Now from Ito integral for deterministic integrands in the previous blog we can write that- \[\mathbb{X(t)}\ =\ \mathbb{\int_{0}^{t}e^{-\beta\ s}\ dW(s)}\ \sim \mathbb{N(0, \int_{0}^{t}e^{-2\beta\ s}\ ds)}\ \equiv \mathbb{N(0,\frac{1}{2\beta}\ (e^{2\beta t}-1))}\]
Therefore- \[\mathbb{R(t)}\ \sim \mathbb{N(\mathbb{e^{-\beta t}\ R(0)}\ +\ \mathbb{\frac{\alpha}{\beta}\ (1-e^{-\beta t})}\ , \frac{\sigma^2}{2\beta}(1- e^{-2\beta t}) )}\]
Since \(\mathbb{R(t)}\) follows a Normal distribution, \(\mathbb{\Pr[R(t) < 0]} > 0\). An interest rate taking negative value with positive probability, not good for a interest rate model.
But the Vasicek model has an interesting property; the interest rate is mean-reverting.
i.e. if \(\mathbb{R(t)} = \frac{\alpha}{\beta}\), the drift term (the term multiplied to \(\mathbb{dt}\)) is zero.
So if \(\mathbb{R(t)} > \frac{\alpha}{\beta}\), the drift term is negative.
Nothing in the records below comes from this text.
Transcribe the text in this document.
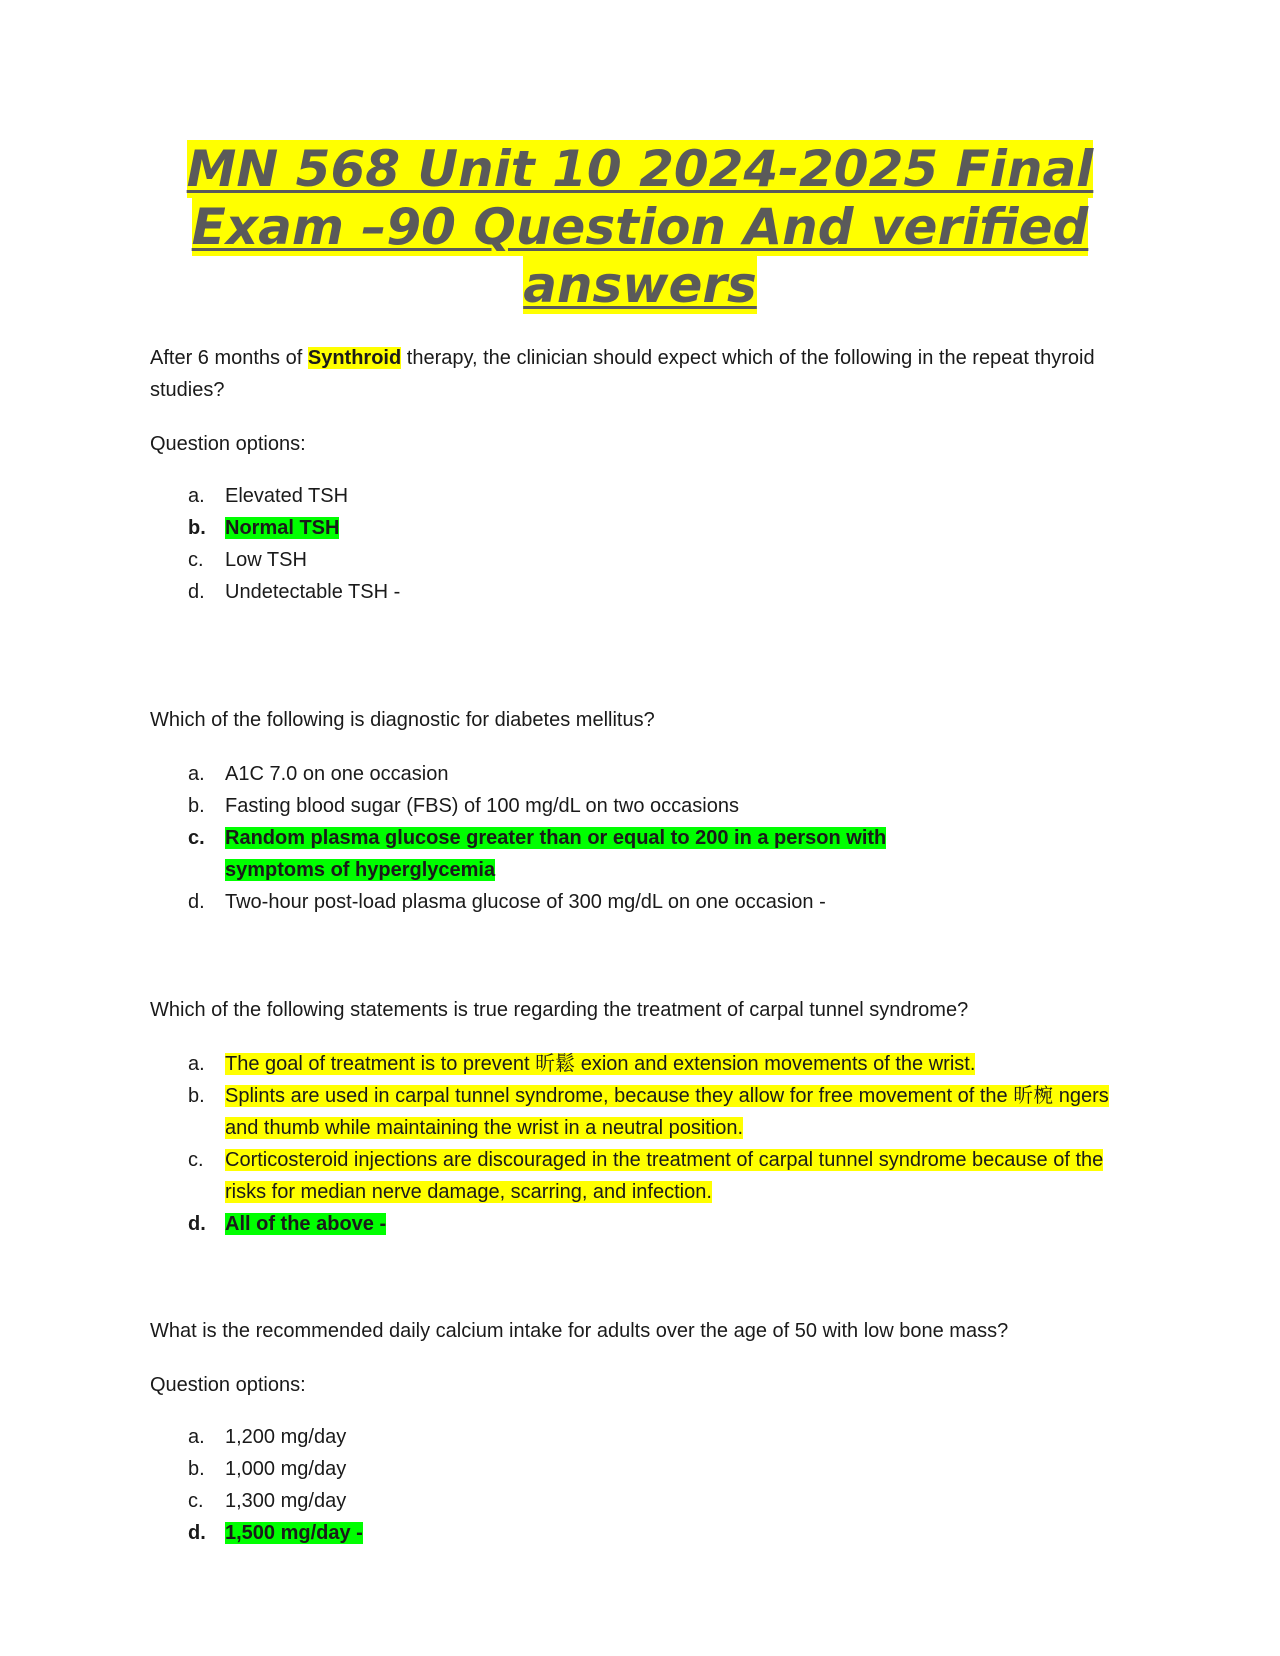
MN 568 Unit 10 2024-2025 Final
Exam –90 Question And verified
answers

After 6 months of Synthroid therapy, the clinician should expect which of the following in the repeat thyroid studies?

Question options:

a. Elevated TSH
b. Normal TSH
c. Low TSH
d. Undetectable TSH -

Which of the following is diagnostic for diabetes mellitus?

a. A1C 7.0 on one occasion
b. Fasting blood sugar (FBS) of 100 mg/dL on two occasions
c. Random plasma glucose greater than or equal to 200 in a person with symptoms of hyperglycemia
d. Two-hour post-load plasma glucose of 300 mg/dL on one occasion -

Which of the following statements is true regarding the treatment of carpal tunnel syndrome?

a. The goal of treatment is to prevent 昕鬆 exion and extension movements of the wrist.
b. Splints are used in carpal tunnel syndrome, because they allow for free movement of the 昕椀 ngers and thumb while maintaining the wrist in a neutral position.
c. Corticosteroid injections are discouraged in the treatment of carpal tunnel syndrome because of the risks for median nerve damage, scarring, and infection.
d. All of the above -

What is the recommended daily calcium intake for adults over the age of 50 with low bone mass?

Question options:

a. 1,200 mg/day
b. 1,000 mg/day
c. 1,300 mg/day
d. 1,500 mg/day -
So it pushes \(\mathbb{R(t)}\) down to \(\frac{\alpha}{\beta}\).
And if \(\mathbb{R(t)} < \frac{\alpha}{\beta}\), the drift term is positive, it pushes \(\mathbb{R(t)}\) back to \(\frac{\alpha}{\beta}\).
So ultimately we have-
If \(\mathbb{R(0)} = \frac{\alpha}{\beta}\), then \(\mathbb{E[R(t)|\ F(0)]} = \frac{\alpha}{\beta}\) for all \(\mathbb{t \geq 0}\).
If \(\mathbb{R(0)} \neq \frac{\alpha}{\beta}\), then \(\mathbb{\underset{t \rightarrow \infty}{\lim}\ E[R(t)]} = \frac{\alpha}{\beta}\).
Now that we have seen Vasicek model and understood it’s merits more importantly it’s demit which is- \(\mathbb{\Pr[R(t) < 0]} > 0\), we can improve the model. This improved model is CIR interest rate model which I will tell you in the next blog.